The above means of scoring equals out to a possible 100 points to earn from scoring. Which can equate to a score of 100%. This could be a great way to properly score and organize each application for the years to come. It is obviously not perfect yet, but with some community input, I am sure we can iron out the best ways to score these applications. As Muneeb said, although they manage AppMining, we own it! We should take pride in devising plans to have it work as efficiently as possible so that Blockstack, and ourselves, are not being robbed by applications that clearly do not deserve any rewards at all.

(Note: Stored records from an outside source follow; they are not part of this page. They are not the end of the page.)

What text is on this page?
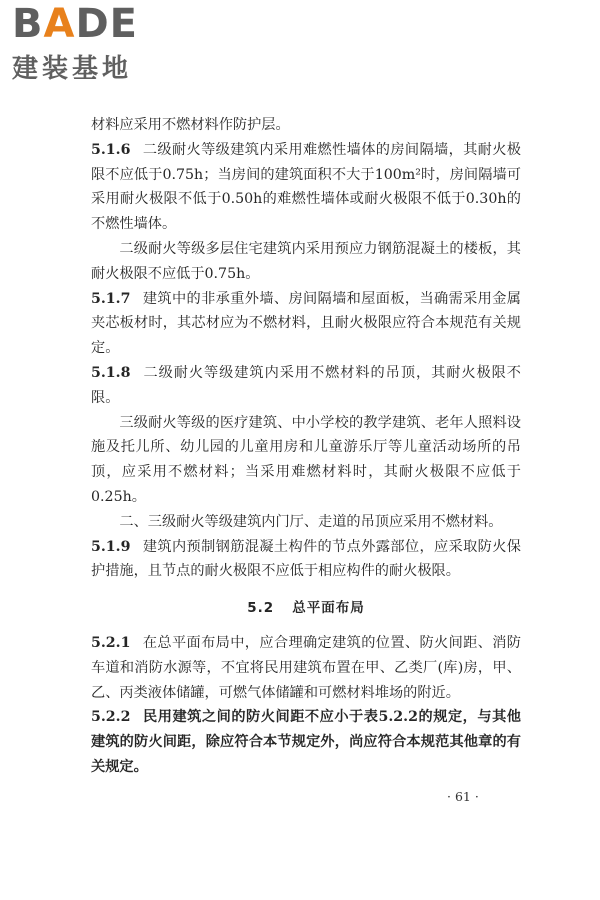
BADE
建装基地

材料应采用不燃材料作防护层。

5.1.6 二级耐火等级建筑内采用难燃性墙体的房间隔墙，其耐火极限不应低于0.75h；当房间的建筑面积不大于100m²时，房间隔墙可采用耐火极限不低于0.50h的难燃性墙体或耐火极限不低于0.30h的不燃性墙体。

二级耐火等级多层住宅建筑内采用预应力钢筋混凝土的楼板，其耐火极限不应低于0.75h。

5.1.7 建筑中的非承重外墙、房间隔墙和屋面板，当确需采用金属夹芯板材时，其芯材应为不燃材料，且耐火极限应符合本规范有关规定。

5.1.8 二级耐火等级建筑内采用不燃材料的吊顶，其耐火极限不限。

三级耐火等级的医疗建筑、中小学校的教学建筑、老年人照料设施及托儿所、幼儿园的儿童用房和儿童游乐厅等儿童活动场所的吊顶，应采用不燃材料；当采用难燃材料时，其耐火极限不应低于0.25h。

二、三级耐火等级建筑内门厅、走道的吊顶应采用不燃材料。

5.1.9 建筑内预制钢筋混凝土构件的节点外露部位，应采取防火保护措施，且节点的耐火极限不应低于相应构件的耐火极限。

5.2 总平面布局

5.2.1 在总平面布局中，应合理确定建筑的位置、防火间距、消防车道和消防水源等，不宜将民用建筑布置在甲、乙类厂(库)房，甲、乙、丙类液体储罐，可燃气体储罐和可燃材料堆场的附近。

5.2.2 民用建筑之间的防火间距不应小于表5.2.2的规定，与其他建筑的防火间距，除应符合本节规定外，尚应符合本规范其他章的有关规定。

· 61 ·
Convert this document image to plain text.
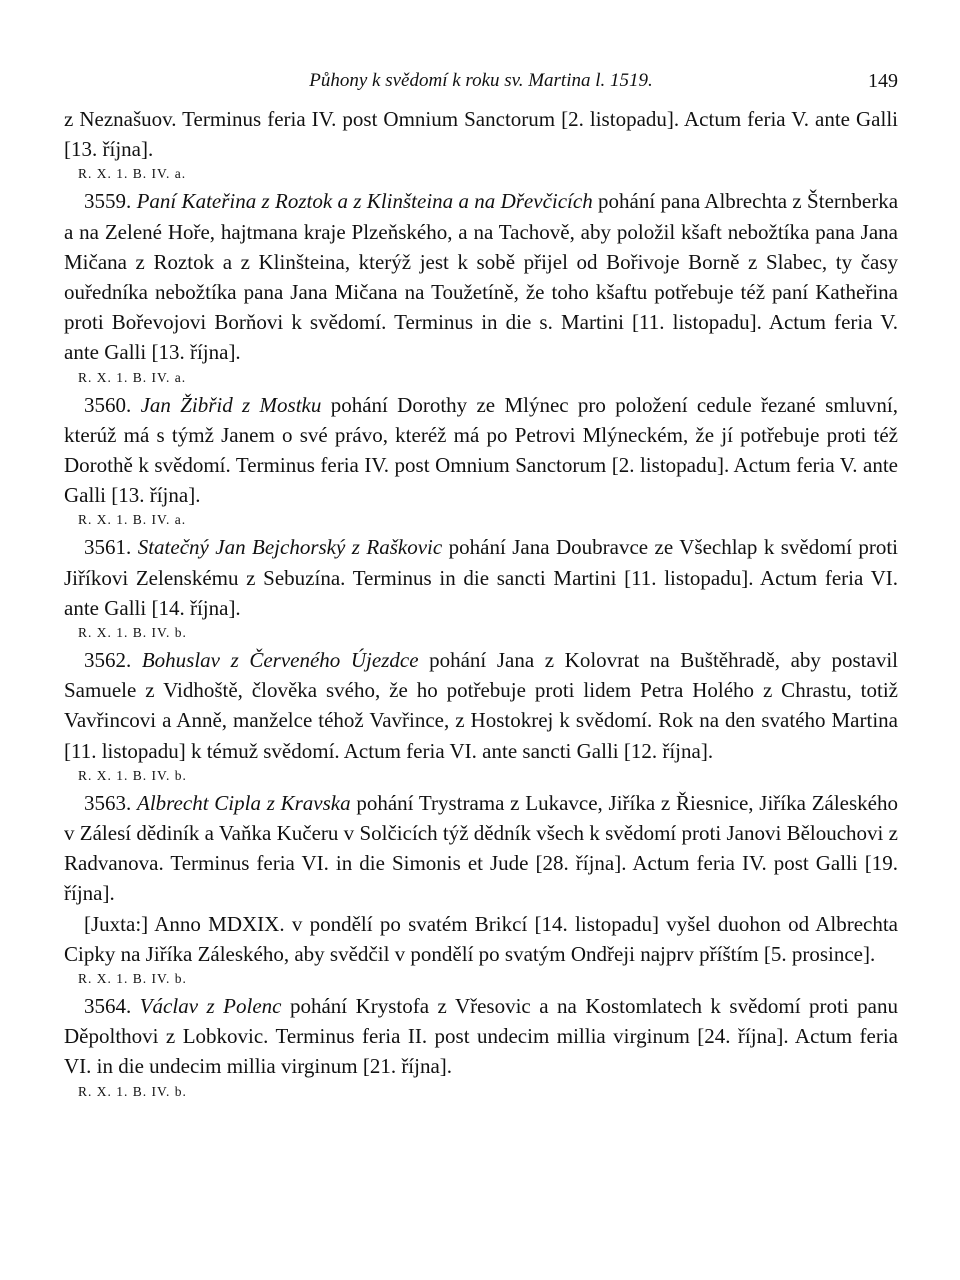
Půhony k svědomí k roku sv. Martina l. 1519.	149

z Neznašuov. Terminus feria IV. post Omnium Sanctorum [2. listopadu]. Actum feria V. ante Galli [13. října].

R. X. 1. B. IV. a.

3559. Paní Kateřina z Roztok a z Klinšteina a na Dřevčicích pohání pana Albrechta z Šternberka a na Zelené Hoře, hajtmana kraje Plzeňského, a na Tachově, aby položil kšaft nebožtíka pana Jana Mičana z Roztok a z Klinšteina, kterýž jest k sobě přijel od Bořivoje Borně z Slabec, ty časy ouředníka nebožtíka pana Jana Mičana na Toužetíně, že toho kšaftu potřebuje též paní Katheřina proti Bořevojovi Borňovi k svědomí. Terminus in die s. Martini [11. listopadu]. Actum feria V. ante Galli [13. října].

R. X. 1. B. IV. a.

3560. Jan Žibřid z Mostku pohání Dorothy ze Mlýnec pro položení cedule řezané smluvní, kterúž má s týmž Janem o své právo, kteréž má po Petrovi Mlýneckém, že jí potřebuje proti též Dorothě k svědomí. Terminus feria IV. post Omnium Sanctorum [2. listopadu]. Actum feria V. ante Galli [13. října].

R. X. 1. B. IV. a.

3561. Statečný Jan Bejchorský z Raškovic pohání Jana Doubravce ze Všechlap k svědomí proti Jiříkovi Zelenskému z Sebuzína. Terminus in die sancti Martini [11. listopadu]. Actum feria VI. ante Galli [14. října].

R. X. 1. B. IV. b.

3562. Bohuslav z Červeného Újezdce pohání Jana z Kolovrat na Buštěhradě, aby postavil Samuele z Vidhoště, člověka svého, že ho potřebuje proti lidem Petra Holého z Chrastu, totiž Vavřincovi a Anně, manželce téhož Vavřince, z Hostokrej k svědomí. Rok na den svatého Martina [11. listopadu] k témuž svědomí. Actum feria VI. ante sancti Galli [12. října].

R. X. 1. B. IV. b.

3563. Albrecht Cipla z Kravska pohání Trystrama z Lukavce, Jiříka z Řiesnice, Jiříka Záleského v Zálesí dědiník a Vaňka Kučeru v Solčicích týž dědník všech k svědomí proti Janovi Bělouchovi z Radvanova. Terminus feria VI. in die Simonis et Jude [28. října]. Actum feria IV. post Galli [19. října].

[Juxta:] Anno MDXIX. v pondělí po svatém Brikcí [14. listopadu] vyšel duohon od Albrechta Cipky na Jiříka Záleského, aby svědčil v pondělí po svatým Ondřeji najprv příštím [5. prosince].

R. X. 1. B. IV. b.

3564. Václav z Polenc pohání Krystofa z Vřesovic a na Kostomlatech k svědomí proti panu Děpolthovi z Lobkovic. Terminus feria II. post undecim millia virginum [24. října]. Actum feria VI. in die undecim millia virginum [21. října].

R. X. 1. B. IV. b.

I would love to hear any and all community input on this!

Let’s start the year off right with solving the biggest issue of all to date, how our applications should be scored!

2 Likes

Awesome please join us on discord to discuss as well.

Just some quick questions and comments and my math probably wont add up.:
#4 “YourNetInternet” - what is this? just auth and storage use? If so, I’d weight this much much lower. That is the lowest possible bar otherwise, why even call it a blockstack app? 5 %.
#5 10% - This is the only true test of Cant Be Evil we have at this point, should be weighted much higher. This is arguably the most important part. 40%
#6 Activo - we don’t have a good way count users in a decentralized way at this time. Muneeb mentioned this as one of the hard things they’re working on. 0%. Absolutely should be the key metric once measuring is solved.
#8 Originality - i like the idea, but its too easy for me to quickly add 10 of any type of app here and attack other app miners. 0%

Thanks so much for this proposal @anthony.id!

I really like the Blockstack Culture component. This is something that would be great to have. One thing that comes to mind though is the massive amount of time it would take to do this. This month we had over 300 apps. If someone spent 5 minutes looking at each app with no breaks, that would be over 25 hours or over 3 work days. To even briefly review “the applications, their business models, their goals as a company, and their current use case,” you’d probably need to spend a lot more than 5 minutes. Probably at least 30 minutes to an hour per app. Since it’s such a subjective, arbitrary measure, we’d also probably want to have panel of people each give a rating and average out the scores. It quickly becomes unscalable.

What we’re trying to do with both the Can’t Be Evil Sandbox and our upcoming browser and implement a lot of these Blockstack cultural values in code so that if an app runs in our browser you know that you’re not being tracked unless you gave permission, your data is getting stored in your gaia hub, etc.

Perhaps this combined with a manual Blockstack Cultural Values review as you suggested of the top 5 or 10 apps ranked on all other metrics would make it more scalable.

Thanks for getting us thinking!!

First of all thanks for submitting this proposal, this is useful. Just going to comment on the below to determine ways to prevent its gaming:

Does this not create an issue where folks enter a race to buy up the requisite number of paid IDs to keep their score high, thus sybil-attacking the ranking mechanism? Getting provably unique identities, and additionally preventing vote buying is incredibly difficult to solve for.

Very nice app and very useful for my work.